今回はペットを取り巻く住宅事情についてお伝えしたいと思います。
ペットが人間にもたらす安らぎや感情の交流、コンパニオンアニマルとしての効用が理解されるに従って、集合住宅の中にペットと暮らすことを認める動きが広がってきました。
既存の集合住宅において飼育禁止の規定に反してこっそりペットを飼う人が増え、苦情を訴える住民との間のトラブルが発生する事態を受けてのことです。
そもそも集合住宅でペットの飼育を禁止する規定は、「建物の区分所有等に関する法律」において、「区分所有者の共同の利益に反する行為を禁止する」という第6条を根拠条文として定められたものです。飼い主にとっては家族同然のペットですが、糞尿の始末、鳴き声、臭いなどが近隣に不快感を与えるのも事実で、専有部分といえども共同の利益に反する行為をした部屋の所有者は、他の区分所有者によって使用禁止を請求される場合もあるのです。(同法 58条)
近隣住民に気兼ねすることなく集合住宅でペットを飼いたいという消費者のニーズに応えて、公団や民間のハウスメーカーの中にはペット飼育に対応した設備を持つマンションを販売する動きが広がってきました。ペットとの共生をテーマにしたこれらのマンションは、苦情の原因を取り除くために様々な設備が設けられています。
例えば共用部分には
1. 専用のグルーミングルーム
「シャンプー用シンク」「ドライヤー台」「ふん処理設備」「小物収納用ロッカー」
2. 足洗い場・・・・温水栓完備
3. リードフッカー・・・駐車場、自転車置場、メールコーナーなど数カ所に設置
4. 換気設備・・・・・・・エントランスホール、エレベーター内の臭い対策
5. ペット嫌いの人に配慮した2ヵ所のエントランス
そのほかエレベーター内にペットがのっていることを外部に知らせる表示など、ペットを飼っていない住人への配慮がなされています。
こうした設備はいわばハード面からペットとの共生を可能にしようという試みですが、ハードに頼りすぎてソフト面の対応、すなわちペットを飼う人のマナーと飼わない人への配慮を忘れないようにしたいものです。

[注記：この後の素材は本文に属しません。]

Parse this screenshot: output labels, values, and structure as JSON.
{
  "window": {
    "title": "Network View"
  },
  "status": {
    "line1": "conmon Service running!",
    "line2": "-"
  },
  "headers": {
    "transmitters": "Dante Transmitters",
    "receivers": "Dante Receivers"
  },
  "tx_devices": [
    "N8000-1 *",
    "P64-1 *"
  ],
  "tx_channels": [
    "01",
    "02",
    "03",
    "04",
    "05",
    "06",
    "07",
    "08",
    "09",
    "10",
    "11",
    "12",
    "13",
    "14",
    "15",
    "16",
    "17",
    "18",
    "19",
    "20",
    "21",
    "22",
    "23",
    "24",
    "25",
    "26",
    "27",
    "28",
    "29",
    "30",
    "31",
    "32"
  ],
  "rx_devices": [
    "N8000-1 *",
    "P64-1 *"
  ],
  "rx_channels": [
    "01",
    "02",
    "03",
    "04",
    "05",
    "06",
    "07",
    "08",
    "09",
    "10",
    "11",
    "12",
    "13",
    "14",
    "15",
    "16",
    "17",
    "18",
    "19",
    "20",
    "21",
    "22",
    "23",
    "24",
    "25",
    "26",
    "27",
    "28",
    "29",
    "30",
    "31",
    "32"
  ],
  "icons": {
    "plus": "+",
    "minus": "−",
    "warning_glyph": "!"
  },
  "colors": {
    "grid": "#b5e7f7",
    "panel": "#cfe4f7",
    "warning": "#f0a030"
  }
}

ペットのための設備を持たない既存の集合住宅において、住民同士の度重なる話し合いと管理組合の努力によって、ペット飼育禁止という管理規約を改正した事例があります。
改正に至るまでの困難は想像に難くないのですが、結果としてペット解禁を可能にした背景には、ペット飼育負担金の徴収や許可制による飼育という厳しいルールを設けて、ペットを飼わない住民の理解を得るという姿勢がありました。このように住民同士がペットと共生するために知恵を出し合い、話し合いを重ねて双方の合意点を見つけることこそが真の共存を可能にするものと言えるでしょう。
立派な設備を備えたペット対応マンションは設備のメンテナンスにもコストが掛かります。ペットの習性に親しみ、飼育技術を向上させることで解決できる部分や、「ご迷惑をかけます」という一言で解決するトラブルもあるはずです。何事も費用対効果で考えてみましょう。また、販売するマンションに「ペット飼育可能」という目玉を付けることによって、利便性が劣るなどの不利な条件をカバーしようとする販売戦略があるかもしれません。
雇用不安が広がる現代、マンション購入に際してはペット飼育可、不可に関わらず、換金性、市場性の高い物件を選ぶ事が基本です。マンションそのものの価値を左右する立地条件、構造、管理、長期修繕計画も確認しておきましょう。